Le col des Chamans (Première partie)

 

Le soleil commençait à peine à lancer ses rayons par dessus la montagne quand les “triplés” quittèrent le refuge pour se lancer dans le deuxième et dernier jour de leur ascension du col des Chamans. Ils connaissaient le chemin par cœur. D’abord une journée de marche facile de leur village jusqu’au refuge des Gautiers puis trois heures de sentiers difficiles pour enfin pouvoir dominer les deux vallées. Toujours heureux de partager à trois l’amour de leurs montagnes natales, tout le village les avait rapidement surnommé les “triplés”. Mais ils n’en étaient pas. Benjamin et Vincent étaient bien frères jumeaux mais Marie n’avait aucun lien de sang avec eux. Tous trois étaient voisins. Depuis toujours. Tous trois étaient nés la même année. Inséparables aussi bien à l’école qu’en dehors, les jumeaux étaient rapidement tombés amoureux de leur petite voisine. Le hasard des sentiments, les raisons du cœur et de l’Amour… Marie était tombée amoureuse de Benjamin. Vincent s’était résigné à partager son frère jumeau avec la fille dont il était amoureux. Il lui avait pourtant ouvert son âme. Il avait laissé ses sentiments s’exprimer mais son jumeau avait su faire jouer un côté viril, sportif et un peu macho qui avait fait craquer Marie. Benjamin connaissait les sentiments de son frère pour sa petite amie. Il était même persuadé que ce frère jumeau aimait plus Marie que lui-même ne pouvait l’aimer. La vie se fiche de la morale et de la légitimité. Benjamin aussi. Marie l’avait choisi lui, et il ne comptait pas laisser filer aussi facilement la plus belle fille du village.

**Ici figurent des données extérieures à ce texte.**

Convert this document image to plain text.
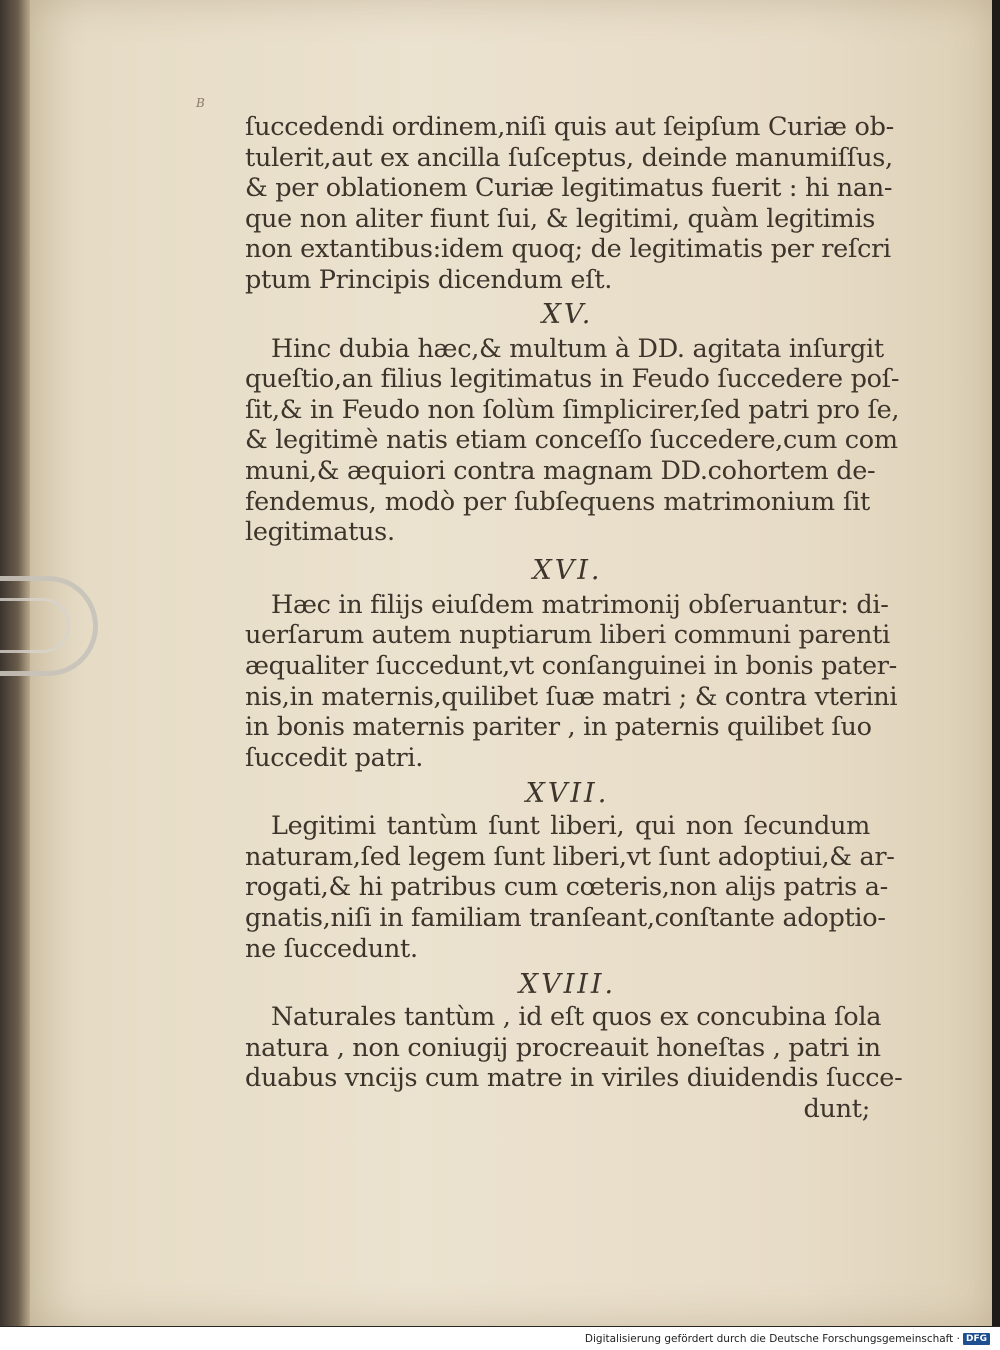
B
ſuccedendi ordinem,niſi quis aut ſeipſum Curiæ ob-
tulerit,aut ex ancilla ſuſceptus, deinde manumiſſus,
& per oblationem Curiæ legitimatus fuerit : hi nan-
que non aliter fiunt ſui, & legitimi, quàm legitimis
non extantibus:idem quoq; de legitimatis per reſcri
ptum Principis dicendum eſt.
XV.
Hinc dubia hæc,& multum à DD. agitata inſurgit
queſtio,an filius legitimatus in Feudo ſuccedere poſ-
ſit,& in Feudo non ſolùm ſimplicirer,ſed patri pro ſe,
& legitimè natis etiam conceſſo ſuccedere,cum com
muni,& æquiori contra magnam DD.cohortem de-
fendemus, modò per ſubſequens matrimonium ſit
legitimatus.
XVI.
Hæc in filijs eiuſdem matrimonij obſeruantur: di-
uerſarum autem nuptiarum liberi communi parenti
æqualiter ſuccedunt,vt conſanguinei in bonis pater-
nis,in maternis,quilibet ſuæ matri ; & contra vterini
in bonis maternis pariter , in paternis quilibet ſuo
ſuccedit patri.
XVII.
Legitimi tantùm ſunt liberi, qui non ſecundum
naturam,ſed legem ſunt liberi,vt ſunt adoptiui,& ar-
rogati,& hi patribus cum cœteris,non alijs patris a-
gnatis,niſi in familiam tranſeant,conſtante adoptio-
ne ſuccedunt.
XVIII.
Naturales tantùm , id eſt quos ex concubina ſola
natura , non coniugij procreauit honeſtas , patri in
duabus vncijs cum matre in viriles diuidendis ſucce-
dunt;
Digitalisierung gefördert durch die Deutsche Forschungsgemeinschaft · DFG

En cette deuxième journée de marche sous des températures estivales, le soleil avait gagné son zénith bien avant que les triplés n'atteignent le col des Chamans. Toujours à discuter, à rigoler, à courir de droite à gauche comme des adolescents qu’ils étaient, les trois heures normalement nécessaires à l’ascension réclamèrent une prolongation. Le soleil commençait déjà à décliner lorsque le pique-nique au col des Chamans fut fini et qu’ils entamèrent leur descente vers le refuge des Gautiers.

- Il ne va pas falloir traîner, dit Vincent le raisonnable, si on veut être au refuge avant la nuit.

- On finira en courant s’il le faut, répliqua Benjamin l'intrépide.

Cet échange fit se diriger les yeux sages de Marie vers Vincent, avant qu’ils ne se transforment en brasier ardent lorsqu’ils se posèrent sur Benjamin. Tout le paradoxe de ces frères jumeaux venait de s’exprimer dans un échange verbal.

Après quelques mètres de descente, le plaisir d’être libre en pleine nature fut déchiré. Les triplés sentirent le sol bouger sous leurs pieds. Un grondement d’abord sourd venant de la vallée se propagea vers les sommets. Tout le paysage tremblait sous la colère de la terre. Des blocs de roche se détachèrent et roulèrent tout autour d’eux. Marie courut dans les bras de Benjamin qui s'accroupit, protégeant la tête de sa fiancée au creux de ses bras. Vincent courut se mettre à l'abri derrière un rocher massivement ancré dans le sol. Cette protection était censée stopper les éboulis dégringolant de l’amont. Le temps sembla comme arrêté par la colère de la terre. Les secondes s’étaient figées attendant que la déesse Gaïa se calme. La secousse dura presque une minute. Le sol continua de résonner bien après que le grondement sourd se fut arrêté.

 

*

 

*        *

 

Marty raccrocha sèchement le combiné du poste de secours et téléphona en urgence à son jeune collègue.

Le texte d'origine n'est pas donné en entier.